Wednesday, March 26, 2008

Prompt 9

I think the most interesting body would be Armitage and whether or not he can be considered a body, if that’s just what it is, a body. We’ve briefed on what makes a human, whether it’s a body with no knowledge/desires/feeling or having those three things and not a physical body. Armitage seems to have the first, a physical body but that’s all he has. It’s machine like, there are no thoughts or feelings behind that body. Throughout this semester we’ve discussed the definition of body and compared and contrast bodies that are physically different. These bodies that we’ve looked at have physically different appearances because of their belief system, whatever it may be. Whether they desired to get a modification to follow a trend, be different, or abstain from them all together. But in Neuromancer we see the idea of having a body without that belief system, so does that still qualify as a body??

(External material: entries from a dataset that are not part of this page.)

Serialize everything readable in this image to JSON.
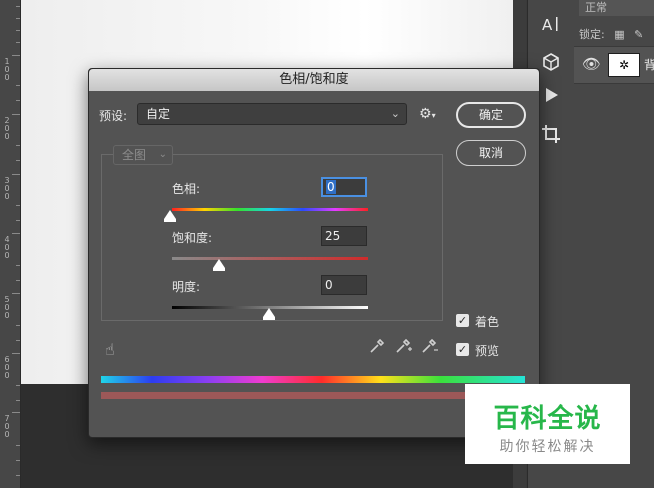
{
  "ruler": {
    "labels": [
      "1",
      "0",
      "0",
      "2",
      "0",
      "0",
      "3",
      "0",
      "0",
      "4",
      "0",
      "0",
      "5",
      "0",
      "0",
      "6",
      "0",
      "0",
      "7",
      "0",
      "0"
    ]
  },
  "layers_panel": {
    "blend_mode": "正常",
    "lock_label": "锁定:",
    "layer_name": "背"
  },
  "dialog": {
    "title": "色相/饱和度",
    "preset_label": "预设:",
    "preset_value": "自定",
    "range_value": "全图",
    "ok_label": "确定",
    "cancel_label": "取消",
    "hue_label": "色相:",
    "hue_value": "0",
    "saturation_label": "饱和度:",
    "saturation_value": "25",
    "lightness_label": "明度:",
    "lightness_value": "0",
    "colorize_label": "着色",
    "colorize_checked": true,
    "preview_label": "预览",
    "preview_checked": true
  },
  "watermark": {
    "title": "百科全说",
    "subtitle": "助你轻松解决"
  }
}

I would say that the relationship of body and technology isn’t necessarily a good one. Yes it allows for bodies to do something they’ve never been able to do before and by modified in ways never imaginable, but that’s when the already skewed line of what is considered “normal” because virtually invisible. It becomes kind of chaotic as we see in the book, people being in more than one body and place at a time. Technology does liberate the body, allowing this “out of body” experience to escape from the worries of the real world. But doing this through technology isn’t any different from how people do it today with drugs, alcohol or any other addictive substance. I feel that whether technology or another substance, they are all basically doing the same thing of having an out of mind/out of body experience.